A third, less contemplative, silence. From the way she tapped out some compulsive pattern on his knuckles, Alice was clearly bothered by something.

“Was the piano actually out of tune?”

David nodded triumphantly. “It was. Some girl’s dad videotaped the whole thing with a camcorder and sent cds of it to all the parents. And then I found a better piano teacher.”

Alice smiled and stood up, then walked out of his line of sight. There was a rustle of clothing. “Pretend you’re not looking.”

“Huh?” David turned around.

“Too slow,” said Alice, winking. She was now wearing the colors of the Ascending Sky. She sat down on one of the chairs and threw his robes at him, then leaned forward. “You should get changed as well.” She leered at him. “Take your time,” she said, pointedly licking her lips.

David waited for Alice to turn around.

When it became clear she wasn’t going to, David rolled his eyes and turned his back to her. He then shrugged out of the light grey robes of the Falling Leaves and replaced them with the black of the Ascending Sky.

“Excellent,” said Alice, from right behind him. She snatched his old robes and stuffed them into the pouch Zhou had given them, then slipped the flute back into his hand.

“You’re such a creep,” said David, chuckling.

Alice draped her arms over his chest and pushed herself off the ground. David felt her breath ghost over his ear. “We’re going to be living together for a little while, and every single night, I’m going to watch you sleep.”

“What is wrong with you?” David’s shoulders shook - partly in laughter, partly in an attempt to shake Alice off of him, but she clung on stubbornly. David gave up and stumbled towards the door with Alice’s shoes knocking against the back of his calves.

When he opened the door, Feiyan was standing immediately outside, flanked by Kanhu and Qitai. “What were you two doing in there?” she stuttered.

“Just talking,” said Alice breezily. “Did they help you get changed?”

“No!” Feiyan shouted. Kanhu looked vaguely offended.

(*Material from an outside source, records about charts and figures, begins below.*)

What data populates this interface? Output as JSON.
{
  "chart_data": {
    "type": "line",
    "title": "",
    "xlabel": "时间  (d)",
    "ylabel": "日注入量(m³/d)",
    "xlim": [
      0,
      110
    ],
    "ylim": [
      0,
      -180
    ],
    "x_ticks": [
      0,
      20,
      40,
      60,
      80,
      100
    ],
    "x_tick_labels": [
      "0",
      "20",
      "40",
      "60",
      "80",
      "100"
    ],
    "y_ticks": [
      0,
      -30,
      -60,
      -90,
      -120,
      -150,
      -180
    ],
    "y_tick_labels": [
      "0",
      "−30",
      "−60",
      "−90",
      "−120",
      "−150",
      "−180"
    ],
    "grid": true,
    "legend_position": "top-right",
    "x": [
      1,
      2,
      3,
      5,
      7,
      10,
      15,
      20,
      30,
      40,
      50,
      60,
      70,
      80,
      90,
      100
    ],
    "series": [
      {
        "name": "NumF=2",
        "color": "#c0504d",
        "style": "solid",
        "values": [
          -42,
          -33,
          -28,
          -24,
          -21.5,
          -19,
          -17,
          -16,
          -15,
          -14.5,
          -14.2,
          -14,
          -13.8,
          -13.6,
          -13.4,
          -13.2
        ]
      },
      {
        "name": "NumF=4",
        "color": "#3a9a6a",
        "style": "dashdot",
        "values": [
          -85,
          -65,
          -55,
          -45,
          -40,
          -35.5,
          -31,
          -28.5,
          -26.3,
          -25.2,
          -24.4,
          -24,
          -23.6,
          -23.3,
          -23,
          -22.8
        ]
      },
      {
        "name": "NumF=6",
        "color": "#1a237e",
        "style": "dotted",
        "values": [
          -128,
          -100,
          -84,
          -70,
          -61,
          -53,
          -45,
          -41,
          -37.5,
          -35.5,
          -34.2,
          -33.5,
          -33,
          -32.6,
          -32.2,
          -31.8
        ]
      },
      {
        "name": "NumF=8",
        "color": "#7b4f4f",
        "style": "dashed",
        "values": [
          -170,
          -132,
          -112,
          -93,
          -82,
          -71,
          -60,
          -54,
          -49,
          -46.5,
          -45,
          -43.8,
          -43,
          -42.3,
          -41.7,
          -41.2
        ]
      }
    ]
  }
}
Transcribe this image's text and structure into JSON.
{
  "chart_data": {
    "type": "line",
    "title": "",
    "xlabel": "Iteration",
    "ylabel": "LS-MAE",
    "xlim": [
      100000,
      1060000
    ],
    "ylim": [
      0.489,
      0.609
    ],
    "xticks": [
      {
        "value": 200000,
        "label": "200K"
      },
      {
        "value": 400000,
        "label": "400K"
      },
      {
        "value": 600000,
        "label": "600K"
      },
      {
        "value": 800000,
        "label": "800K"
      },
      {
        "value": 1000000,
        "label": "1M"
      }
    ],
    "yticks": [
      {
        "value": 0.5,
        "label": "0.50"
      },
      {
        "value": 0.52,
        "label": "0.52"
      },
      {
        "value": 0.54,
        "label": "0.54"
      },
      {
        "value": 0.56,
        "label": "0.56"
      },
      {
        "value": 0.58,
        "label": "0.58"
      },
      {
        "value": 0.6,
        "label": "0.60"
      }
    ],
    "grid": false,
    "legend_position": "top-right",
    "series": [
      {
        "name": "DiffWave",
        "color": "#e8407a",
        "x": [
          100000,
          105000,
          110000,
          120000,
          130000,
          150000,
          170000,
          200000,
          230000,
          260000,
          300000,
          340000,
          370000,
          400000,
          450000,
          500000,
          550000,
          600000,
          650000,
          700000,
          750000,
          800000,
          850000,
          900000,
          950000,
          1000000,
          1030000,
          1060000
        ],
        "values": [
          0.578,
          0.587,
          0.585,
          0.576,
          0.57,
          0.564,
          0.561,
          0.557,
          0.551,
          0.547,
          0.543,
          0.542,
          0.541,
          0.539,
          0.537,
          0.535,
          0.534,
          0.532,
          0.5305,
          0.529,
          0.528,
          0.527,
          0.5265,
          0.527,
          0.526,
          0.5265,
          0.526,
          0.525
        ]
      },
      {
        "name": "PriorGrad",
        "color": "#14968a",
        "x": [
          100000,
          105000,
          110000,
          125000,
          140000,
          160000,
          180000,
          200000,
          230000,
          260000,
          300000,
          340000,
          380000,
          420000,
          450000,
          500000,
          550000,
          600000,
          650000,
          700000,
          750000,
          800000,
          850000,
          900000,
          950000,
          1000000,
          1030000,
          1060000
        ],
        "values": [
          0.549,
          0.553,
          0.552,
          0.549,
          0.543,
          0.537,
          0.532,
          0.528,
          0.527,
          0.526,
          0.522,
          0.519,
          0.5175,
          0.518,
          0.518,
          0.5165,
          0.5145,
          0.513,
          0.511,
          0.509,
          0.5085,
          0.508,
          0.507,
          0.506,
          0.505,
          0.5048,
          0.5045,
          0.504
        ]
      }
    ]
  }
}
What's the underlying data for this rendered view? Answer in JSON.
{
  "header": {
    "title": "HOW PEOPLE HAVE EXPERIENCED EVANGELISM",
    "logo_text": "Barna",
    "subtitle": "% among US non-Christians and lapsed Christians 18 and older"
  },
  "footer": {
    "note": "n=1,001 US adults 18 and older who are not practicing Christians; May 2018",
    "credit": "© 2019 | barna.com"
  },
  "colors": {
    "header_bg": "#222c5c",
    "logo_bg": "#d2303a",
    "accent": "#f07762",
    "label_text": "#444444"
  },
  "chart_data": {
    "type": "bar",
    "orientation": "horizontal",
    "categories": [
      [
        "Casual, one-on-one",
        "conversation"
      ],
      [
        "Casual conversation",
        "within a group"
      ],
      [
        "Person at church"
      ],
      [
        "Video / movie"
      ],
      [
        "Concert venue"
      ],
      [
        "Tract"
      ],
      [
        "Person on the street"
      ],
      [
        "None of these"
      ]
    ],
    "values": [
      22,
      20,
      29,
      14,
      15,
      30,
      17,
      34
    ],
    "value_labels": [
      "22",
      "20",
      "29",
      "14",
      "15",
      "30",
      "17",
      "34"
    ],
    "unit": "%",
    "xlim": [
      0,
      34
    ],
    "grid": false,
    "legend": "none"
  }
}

They made their way through the living room to the red door and passed through it one after another. As they walked out into Tianbei, a pair of voices followed them. “We hope you’re properly disciplined for this.”

“Yeah?” Alice shouted back at the twins, still perched on David. “I hope one of you dies a horrible death and the other becomes capable of independent thought, so it hurts that much more.”

Feiyan threw Alice a nervous glance over her shoulder.